For the next few months, we barely ever saw Sasha because, as we were told, she was getting help at the hospital for her condition. I think that is the moment when we all realized how serious the situation was.
When Sasha finally came back to school for a few days, she looked completely different. She had lost tons of weight and she had no more hair (due to the chemotherapy).
Alan, Cara, Maria and I were playing soccer outside when Sasha came running towards us. We noticed that she looked different, but we didn't care. We all ran up and hugged her. After a few seconds, Sasha broke down crying and said "You guys still remember me!".
Those words still echo in my memory today.
I am extremely proud of how my group of friends reacted. Children are great. They don't care how you look.
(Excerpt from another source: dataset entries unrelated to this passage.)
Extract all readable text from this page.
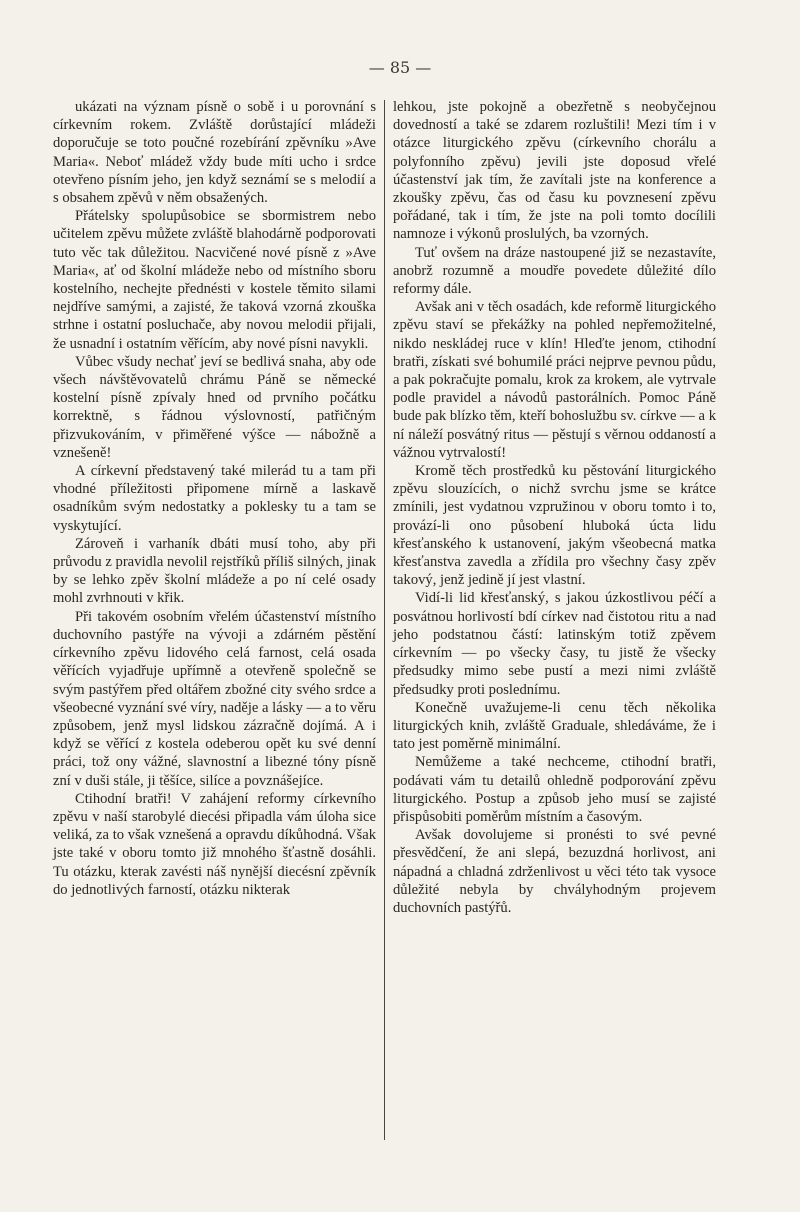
— 85 —

ukázati na význam písně o sobě i u porovnání s církevním rokem. Zvláště dorůstající mládeži doporučuje se toto poučné rozebírání zpěvníku »Ave Maria«. Neboť mládež vždy bude míti ucho i srdce otevřeno písním jeho, jen když seznámí se s melodií a s obsahem zpěvů v něm obsažených.

Přátelsky spolupůsobice se sbormistrem nebo učitelem zpěvu můžete zvláště blahodárně podporovati tuto věc tak důležitou. Nacvičené nové písně z »Ave Maria«, ať od školní mládeže nebo od místního sboru kostelního, nechejte přednésti v kostele těmito silami nejdříve samými, a zajisté, že taková vzorná zkouška strhne i ostatní posluchače, aby novou melodii přijali, že usnadní i ostatním věřícím, aby nové písni navykli.

Vůbec všudy nechať jeví se bedlivá snaha, aby ode všech návštěvovatelů chrámu Páně se německé kostelní písně zpívaly hned od prvního počátku korrektně, s řádnou výslovností, patřičným přizvukováním, v přiměřené výšce — nábožně a vznešeně!

A církevní představený také milerád tu a tam při vhodné příležitosti připomene mírně a laskavě osadníkům svým nedostatky a poklesky tu a tam se vyskytující.

Zároveň i varhaník dbáti musí toho, aby při průvodu z pravidla nevolil rejstříků příliš silných, jinak by se lehko zpěv školní mládeže a po ní celé osady mohl zvrhnouti v křik.

Při takovém osobním vřelém účastenství místního duchovního pastýře na vývoji a zdárném pěstění církevního zpěvu lidového celá farnost, celá osada věřících vyjadřuje upřímně a otevřeně společně se svým pastýřem před oltářem zbožné city svého srdce a všeobecné vyznání své víry, naděje a lásky — a to věru způsobem, jenž mysl lidskou zázračně dojímá. A i když se věřící z kostela odeberou opět ku své denní práci, tož ony vážné, slavnostní a libezné tóny písně zní v duši stále, ji těšíce, silíce a povznášejíce.

Ctihodní bratři! V zahájení reformy církevního zpěvu v naší starobylé diecési připadla vám úloha sice veliká, za to však vznešená a opravdu díkůhodná. Však jste také v oboru tomto již mnohého šťastně dosáhli. Tu otázku, kterak zavésti náš nynější diecésní zpěvník do jednotlivých farností, otázku nikterak

lehkou, jste pokojně a obezřetně s neobyčejnou dovedností a také se zdarem rozluštili! Mezi tím i v otázce liturgického zpěvu (církevního chorálu a polyfonního zpěvu) jevili jste doposud vřelé účastenství jak tím, že zavítali jste na konference a zkoušky zpěvu, čas od času ku povznesení zpěvu pořádané, tak i tím, že jste na poli tomto docílili namnoze i výkonů proslulých, ba vzorných.

Tuť ovšem na dráze nastoupené již se nezastavíte, anobrž rozumně a moudře povedete důležité dílo reformy dále.

Avšak ani v těch osadách, kde reformě liturgického zpěvu staví se překážky na pohled nepřemožitelné, nikdo neskládej ruce v klín! Hleďte jenom, ctihodní bratři, získati své bohumilé práci nejprve pevnou půdu, a pak pokračujte pomalu, krok za krokem, ale vytrvale podle pravidel a návodů pastorálních. Pomoc Páně bude pak blízko těm, kteří bohoslužbu sv. církve — a k ní náleží posvátný ritus — pěstují s věrnou oddaností a vážnou vytrvalostí!

Kromě těch prostředků ku pěstování liturgického zpěvu slouzících, o nichž svrchu jsme se krátce zmínili, jest vydatnou vzpružinou v oboru tomto i to, provází-li ono působení hluboká úcta lidu křesťanského k ustanovení, jakým všeobecná matka křesťanstva zavedla a zřídila pro všechny časy zpěv takový, jenž jedině jí jest vlastní.

Vidí-li lid křesťanský, s jakou úzkostlivou péčí a posvátnou horlivostí bdí církev nad čistotou ritu a nad jeho podstatnou částí: latinským totiž zpěvem církevním — po všecky časy, tu jistě že všecky předsudky mimo sebe pustí a mezi nimi zvláště předsudky proti poslednímu.

Konečně uvažujeme-li cenu těch několika liturgických knih, zvláště Graduale, shledáváme, že i tato jest poměrně minimální.

Nemůžeme a také nechceme, ctihodní bratři, podávati vám tu detailů ohledně podporování zpěvu liturgického. Postup a způsob jeho musí se zajisté přispůsobiti poměrům místním a časovým.

Avšak dovolujeme si pronésti to své pevné přesvědčení, že ani slepá, bezuzdná horlivost, ani nápadná a chladná zdrženlivost u věci této tak vysoce důležité nebyla by chvályhodným projevem duchovních pastýřů.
They love you for who you are.
A few months later, we were told that Sasha had passed away in her mother's arms.
Our class was excused to go attend her funeral. I couldn't stop crying during the whole thing. Her mother went up and gave the eulogy for her six year old daughter. I can't help but have a massive amount of respect for that woman. That must have taken a lot of strength.
I still think about Sasha every now and then.
Now, this post might seem pretty random, but I assure you that it is not.
Sasha died abou ten years ago this month.
The point of this is that death isn't something that is forgotten. You carry it around with you forever. The pain of loss, yes. But also the fond memories and the great influences that these people had on your life.